Other Health Benefits of the Haramaki
It’s believed to raise immunity and energy: In Japan, people wear Haramaki to protect themselves against infection. Japanese medicine has it that if the temperature of the stomach is too cool you’re more likely to get sick.
They also say that when energy drains from the Hara – the middle of the body – it will also sap your levels of energy and motivation overall.
There’s a similar belief in Chinese medicine too. They believe that if your midriff is cold, kidney energy will drain from the system – and this not only puts you at risk of urinary health issues, it also lowers energy and vitality – including libido!.
In fact, one of my favourite ever quotes came from an acupuncturist I interviewed on this very subject. She told me ‘I spend most of January walking around wanting to tell people to cover up or pulling their tops down to cover their kidneys.’
That bit I can’t prove, but I can say if you get cold easily – but hate being bundled up (like me), or you’ve always got cold feet (like me), then why not give a Haramaki a try?
It can help pain and stiffness: Even if you don’t buy into the theory of kidney energy, wearing the haramaki is also very good at creating comforting snuggly feelings should you be having period pains or cystitis.
It’s also really good first thing in the morning if you wake up with stiffness in the lower back – by gently warming and raising circulation in the area it can help get your moving faster.
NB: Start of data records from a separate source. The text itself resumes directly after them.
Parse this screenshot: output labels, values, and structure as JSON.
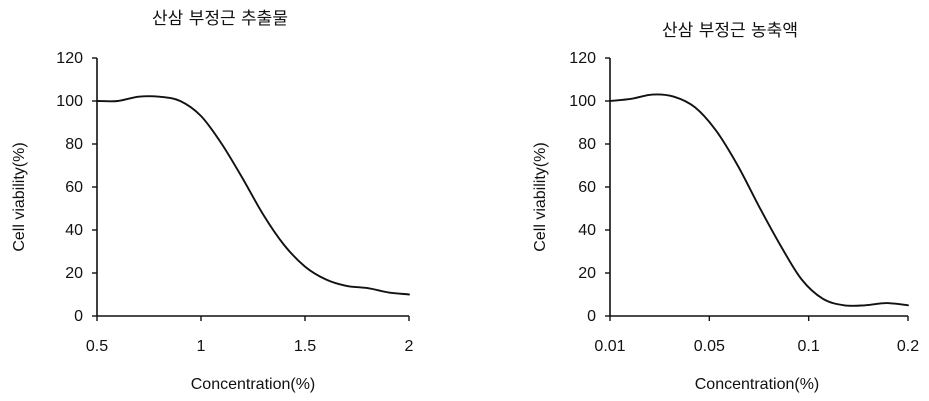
{
  "chart_data": [
    {
      "type": "line",
      "title": "산삼 부정근 추출물",
      "xlabel": "Concentration(%)",
      "ylabel": "Cell viability(%)",
      "xlim": [
        0.5,
        2
      ],
      "ylim": [
        0,
        120
      ],
      "x_ticks": [
        "0.5",
        "1",
        "1.5",
        "2"
      ],
      "y_ticks": [
        "0",
        "20",
        "40",
        "60",
        "80",
        "100",
        "120"
      ],
      "grid": false,
      "series": [
        {
          "x": [
            0.5,
            0.6,
            0.7,
            0.8,
            0.9,
            1.0,
            1.1,
            1.2,
            1.3,
            1.4,
            1.5,
            1.6,
            1.7,
            1.8,
            1.9,
            2.0
          ],
          "values": [
            100,
            100,
            102,
            102,
            100,
            93,
            80,
            64,
            47,
            33,
            23,
            17,
            14,
            13,
            11,
            10
          ]
        }
      ]
    },
    {
      "type": "line",
      "title": "산삼 부정근 농축액",
      "xlabel": "Concentration(%)",
      "ylabel": "Cell viability(%)",
      "xlim": [
        0.01,
        0.2
      ],
      "ylim": [
        0,
        120
      ],
      "x_ticks": [
        "0.01",
        "0.05",
        "0.1",
        "0.2"
      ],
      "y_ticks": [
        "0",
        "20",
        "40",
        "60",
        "80",
        "100",
        "120"
      ],
      "grid": false,
      "series": [
        {
          "x": [
            "0.01",
            "",
            "0.03",
            "",
            "0.05",
            "",
            "0.07",
            "",
            "0.09",
            "0.1",
            "",
            "",
            "",
            "",
            "0.2"
          ],
          "values": [
            100,
            101,
            103,
            102,
            97,
            86,
            70,
            51,
            33,
            17,
            8,
            5,
            5,
            6,
            5
          ]
        }
      ]
    }
  ]
}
It’s good for exercisers: Lastly, it’s also good to create warmth when you’re doing workouts like Pilates, weights or yoga where you might not want to wear bulky clothing as you want to see the muscles working – popping a Haramaki around your middle can raise core temperature enough to keep the rest of you warm but let you keep your arms, shoulders, back or legs more exposed.
If you tend to heat up during your practice, pop it over your top, rather than wearing it directly against your skin. You’ll get the same results but it’s more easily removed.
Where to Buy a Haramaki
There’s a lot of different haramaki brands now available but the one I use is the Kokoro Haramaki which was the original brand to launch here in the UK when I first wrote this piece back in 2013.
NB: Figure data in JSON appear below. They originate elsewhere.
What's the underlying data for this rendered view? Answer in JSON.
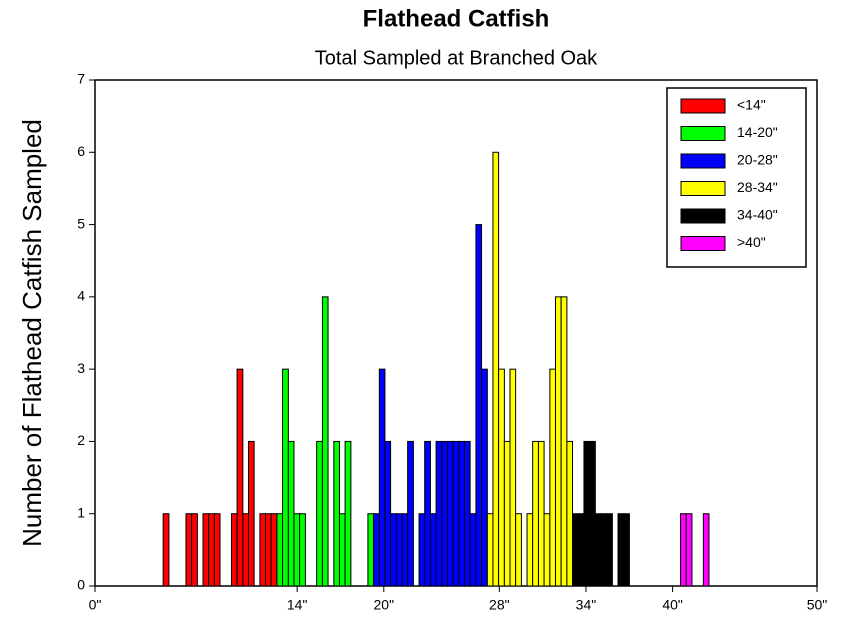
{
  "chart_data": {
    "type": "histogram",
    "title": "Flathead Catfish",
    "subtitle": "Total Sampled at Branched Oak",
    "y_label": "Number of Flathead Catfish Sampled",
    "xlim": [
      0,
      50
    ],
    "ylim": [
      0,
      7
    ],
    "xticks": [
      {
        "value": 0,
        "label": "0\""
      },
      {
        "value": 14,
        "label": "14\""
      },
      {
        "value": 20,
        "label": "20\""
      },
      {
        "value": 28,
        "label": "28\""
      },
      {
        "value": 34,
        "label": "34\""
      },
      {
        "value": 40,
        "label": "40\""
      },
      {
        "value": 50,
        "label": "50\""
      }
    ],
    "yticks": [
      0,
      1,
      2,
      3,
      4,
      5,
      6,
      7
    ],
    "legend": "top-right",
    "series": [
      {
        "name": "<14\"",
        "color": "#ff0000",
        "bins": [
          4.72,
          5.12,
          5.51,
          5.91,
          6.3,
          6.69,
          7.09,
          7.48,
          7.87,
          8.27,
          8.66,
          9.06,
          9.45,
          9.84,
          10.24,
          10.63,
          11.02,
          11.42,
          11.81,
          12.2,
          12.6
        ],
        "values": [
          1,
          0,
          0,
          0,
          1,
          1,
          0,
          1,
          1,
          1,
          0,
          0,
          1,
          3,
          1,
          2,
          0,
          1,
          1,
          1
        ]
      },
      {
        "name": "14-20\"",
        "color": "#00ff00",
        "bins": [
          12.6,
          12.99,
          13.39,
          13.78,
          14.17,
          14.57,
          14.96,
          15.35,
          15.75,
          16.14,
          16.54,
          16.93,
          17.32,
          17.72,
          18.11,
          18.5,
          18.9,
          19.29
        ],
        "values": [
          1,
          3,
          2,
          1,
          1,
          0,
          0,
          2,
          4,
          0,
          2,
          1,
          2,
          0,
          0,
          0,
          1
        ]
      },
      {
        "name": "20-28\"",
        "color": "#0000ff",
        "bins": [
          19.29,
          19.69,
          20.08,
          20.47,
          20.87,
          21.26,
          21.65,
          22.05,
          22.44,
          22.83,
          23.23,
          23.62,
          24.02,
          24.41,
          24.8,
          25.2,
          25.59,
          25.98,
          26.38,
          26.77,
          27.17
        ],
        "values": [
          1,
          3,
          2,
          1,
          1,
          1,
          2,
          0,
          1,
          2,
          1,
          2,
          2,
          2,
          2,
          2,
          2,
          1,
          5,
          3
        ]
      },
      {
        "name": "28-34\"",
        "color": "#ffff00",
        "bins": [
          27.17,
          27.56,
          27.95,
          28.35,
          28.74,
          29.13,
          29.53,
          29.92,
          30.31,
          30.71,
          31.1,
          31.5,
          31.89,
          32.28,
          32.68,
          33.07
        ],
        "values": [
          1,
          6,
          3,
          2,
          3,
          1,
          0,
          1,
          2,
          2,
          1,
          3,
          4,
          4,
          2
        ]
      },
      {
        "name": "34-40\"",
        "color": "#000000",
        "bins": [
          33.07,
          33.46,
          33.86,
          34.25,
          34.65,
          35.04,
          35.43,
          35.83,
          36.22,
          36.61,
          37.01
        ],
        "values": [
          1,
          1,
          2,
          2,
          1,
          1,
          1,
          0,
          1,
          1
        ]
      },
      {
        "name": ">40\"",
        "color": "#ff00ff",
        "bins": [
          40.55,
          40.94,
          41.34,
          41.73,
          42.13,
          42.52
        ],
        "values": [
          1,
          1,
          0,
          0,
          1
        ]
      }
    ]
  }
}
If you’re looking for something a bit more fun though, I’m loving these designs that also take inspiration from Japanese culture.
There’s this one which is printed with the image of a Daruma Doll. Click to look up prices, sizes and availability
I also love this cat’s eye one . It’s the Kaya Japanese Haramaki Stomach/Body Warmer Belt Black Cat Design. Click the link to check prices and availability. It comes in other colours as well.
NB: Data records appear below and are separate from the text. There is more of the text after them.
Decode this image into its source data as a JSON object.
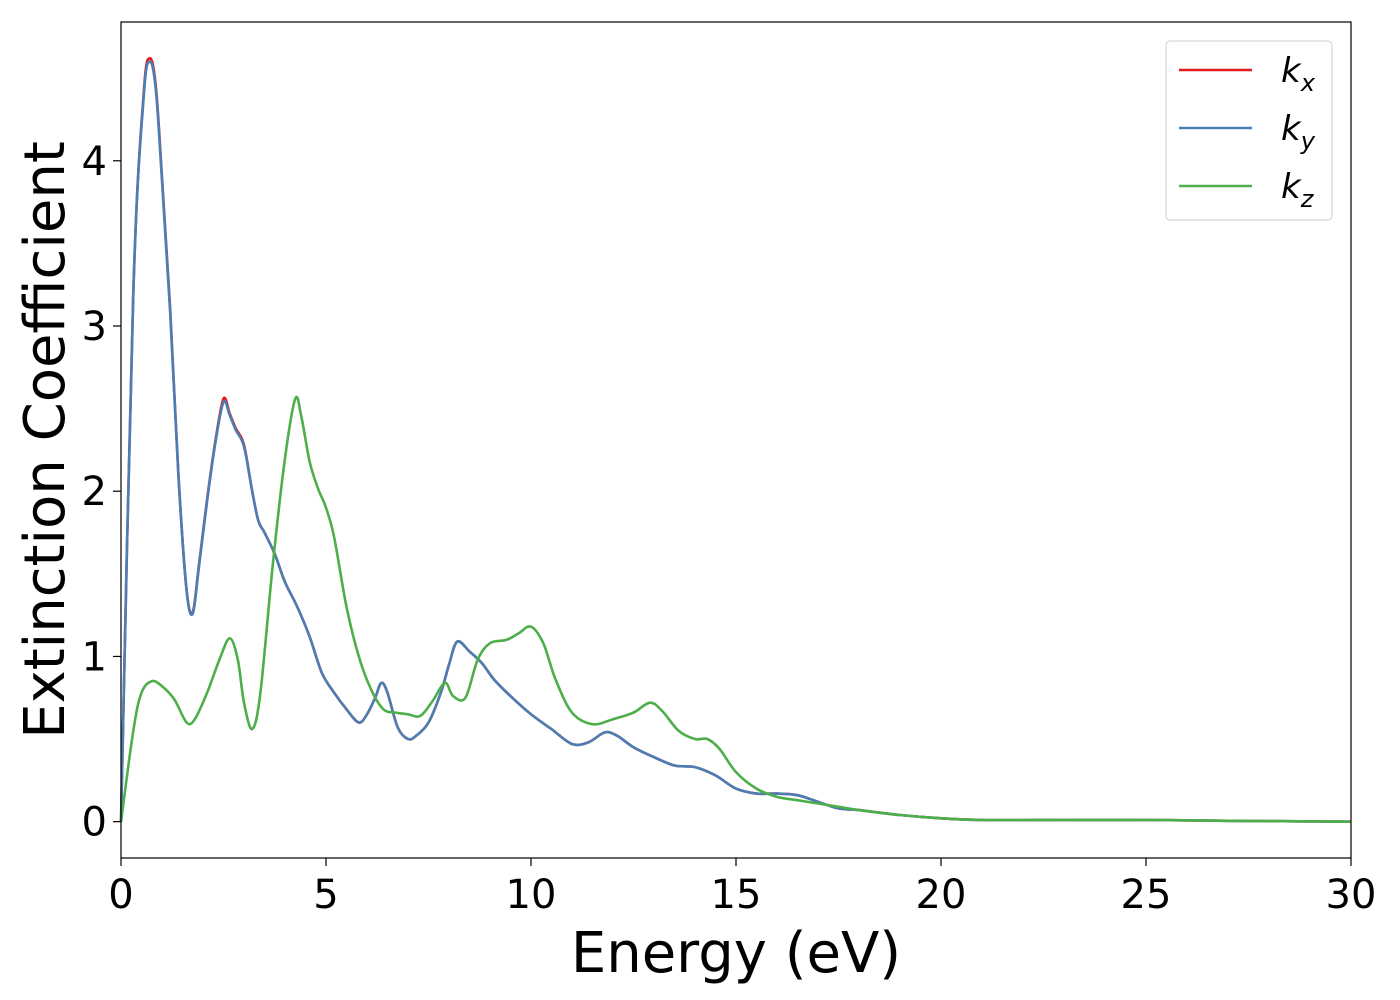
{
  "chart_data": {
    "type": "line",
    "xlabel": "Energy (eV)",
    "ylabel": "Extinction Coefficient",
    "xlim": [
      0,
      30
    ],
    "ylim": [
      -0.22,
      4.84
    ],
    "xticks": [
      0,
      5,
      10,
      15,
      20,
      25,
      30
    ],
    "yticks": [
      0,
      1,
      2,
      3,
      4
    ],
    "grid": false,
    "legend_position": "top-right",
    "series": [
      {
        "name": "k_x",
        "legend_base": "k",
        "legend_sub": "x",
        "color": "#e41a1c",
        "x": [
          0,
          0.3,
          0.55,
          0.7,
          0.85,
          1.0,
          1.2,
          1.4,
          1.6,
          1.75,
          1.9,
          2.1,
          2.3,
          2.5,
          2.65,
          2.8,
          3.0,
          3.2,
          3.35,
          3.5,
          3.75,
          4.0,
          4.3,
          4.6,
          4.9,
          5.2,
          5.5,
          5.8,
          6.0,
          6.2,
          6.35,
          6.5,
          6.75,
          7.0,
          7.2,
          7.5,
          7.8,
          8.0,
          8.2,
          8.5,
          8.8,
          9.1,
          9.5,
          10.0,
          10.5,
          11.0,
          11.4,
          11.8,
          12.1,
          12.5,
          13.0,
          13.5,
          14.0,
          14.5,
          15.0,
          15.5,
          16.0,
          16.5,
          17.0,
          17.5,
          18.0,
          19.0,
          20.0,
          21.0,
          23.0,
          25.0,
          27.0,
          30.0
        ],
        "y": [
          0.0,
          3.2,
          4.4,
          4.62,
          4.45,
          3.9,
          3.1,
          2.1,
          1.4,
          1.27,
          1.55,
          1.95,
          2.3,
          2.56,
          2.47,
          2.38,
          2.28,
          2.0,
          1.82,
          1.75,
          1.62,
          1.45,
          1.3,
          1.12,
          0.9,
          0.78,
          0.68,
          0.6,
          0.65,
          0.75,
          0.84,
          0.78,
          0.57,
          0.5,
          0.52,
          0.6,
          0.78,
          0.95,
          1.09,
          1.03,
          0.96,
          0.86,
          0.76,
          0.65,
          0.56,
          0.47,
          0.48,
          0.54,
          0.52,
          0.45,
          0.39,
          0.34,
          0.33,
          0.28,
          0.2,
          0.17,
          0.17,
          0.16,
          0.12,
          0.08,
          0.07,
          0.04,
          0.02,
          0.01,
          0.01,
          0.01,
          0.005,
          0.0
        ]
      },
      {
        "name": "k_y",
        "legend_base": "k",
        "legend_sub": "y",
        "color": "#4a7fb5",
        "x": [
          0,
          0.3,
          0.55,
          0.7,
          0.85,
          1.0,
          1.2,
          1.4,
          1.6,
          1.75,
          1.9,
          2.1,
          2.3,
          2.5,
          2.65,
          2.8,
          3.0,
          3.2,
          3.35,
          3.5,
          3.75,
          4.0,
          4.3,
          4.6,
          4.9,
          5.2,
          5.5,
          5.8,
          6.0,
          6.2,
          6.35,
          6.5,
          6.75,
          7.0,
          7.2,
          7.5,
          7.8,
          8.0,
          8.2,
          8.5,
          8.8,
          9.1,
          9.5,
          10.0,
          10.5,
          11.0,
          11.4,
          11.8,
          12.1,
          12.5,
          13.0,
          13.5,
          14.0,
          14.5,
          15.0,
          15.5,
          16.0,
          16.5,
          17.0,
          17.5,
          18.0,
          19.0,
          20.0,
          21.0,
          23.0,
          25.0,
          27.0,
          30.0
        ],
        "y": [
          0.0,
          3.2,
          4.38,
          4.6,
          4.43,
          3.88,
          3.08,
          2.1,
          1.4,
          1.26,
          1.54,
          1.94,
          2.29,
          2.54,
          2.46,
          2.37,
          2.27,
          2.0,
          1.82,
          1.75,
          1.62,
          1.45,
          1.3,
          1.12,
          0.9,
          0.78,
          0.68,
          0.6,
          0.65,
          0.75,
          0.84,
          0.78,
          0.57,
          0.5,
          0.52,
          0.6,
          0.78,
          0.95,
          1.09,
          1.03,
          0.96,
          0.86,
          0.76,
          0.65,
          0.56,
          0.47,
          0.48,
          0.54,
          0.52,
          0.45,
          0.39,
          0.34,
          0.33,
          0.28,
          0.2,
          0.17,
          0.17,
          0.16,
          0.12,
          0.08,
          0.07,
          0.04,
          0.02,
          0.01,
          0.01,
          0.01,
          0.005,
          0.0
        ]
      },
      {
        "name": "k_z",
        "legend_base": "k",
        "legend_sub": "z",
        "color": "#4daf4a",
        "x": [
          0,
          0.3,
          0.5,
          0.75,
          1.0,
          1.3,
          1.6,
          1.8,
          2.1,
          2.4,
          2.65,
          2.85,
          3.0,
          3.2,
          3.4,
          3.7,
          4.0,
          4.25,
          4.4,
          4.6,
          4.8,
          5.0,
          5.2,
          5.5,
          5.8,
          6.1,
          6.4,
          6.7,
          7.0,
          7.3,
          7.6,
          7.9,
          8.1,
          8.4,
          8.7,
          9.0,
          9.4,
          9.7,
          10.0,
          10.3,
          10.6,
          11.0,
          11.5,
          12.0,
          12.5,
          12.9,
          13.2,
          13.6,
          14.0,
          14.3,
          14.6,
          15.0,
          15.5,
          16.0,
          16.5,
          17.0,
          17.5,
          18.0,
          19.0,
          20.0,
          21.0,
          23.0,
          25.0,
          27.0,
          30.0
        ],
        "y": [
          0.0,
          0.55,
          0.78,
          0.85,
          0.82,
          0.74,
          0.6,
          0.62,
          0.78,
          0.98,
          1.11,
          0.98,
          0.72,
          0.56,
          0.78,
          1.55,
          2.2,
          2.56,
          2.45,
          2.18,
          2.02,
          1.9,
          1.72,
          1.3,
          1.0,
          0.8,
          0.68,
          0.66,
          0.65,
          0.64,
          0.73,
          0.84,
          0.76,
          0.75,
          0.98,
          1.08,
          1.1,
          1.14,
          1.18,
          1.08,
          0.86,
          0.66,
          0.59,
          0.62,
          0.66,
          0.72,
          0.67,
          0.55,
          0.5,
          0.5,
          0.44,
          0.3,
          0.2,
          0.15,
          0.13,
          0.11,
          0.09,
          0.07,
          0.04,
          0.02,
          0.01,
          0.01,
          0.01,
          0.005,
          0.0
        ]
      }
    ]
  }
}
Kaya also do a heap of other prints – including Mount Fuji, Waving Lucky cats and Tanukis – if you’re looking for the perfect present for someone who loves Japan, I think you just found it
Oh, and my top tip – the one in the first picture is unrolled all, the way – I wear mine doubled over as I find then it doesn’t interfere as much with normal clothes.
So, there you have it – why you might want to add a haramaki to your winter, or workout, wardrobe – and where to find some very cute ones. I love mine.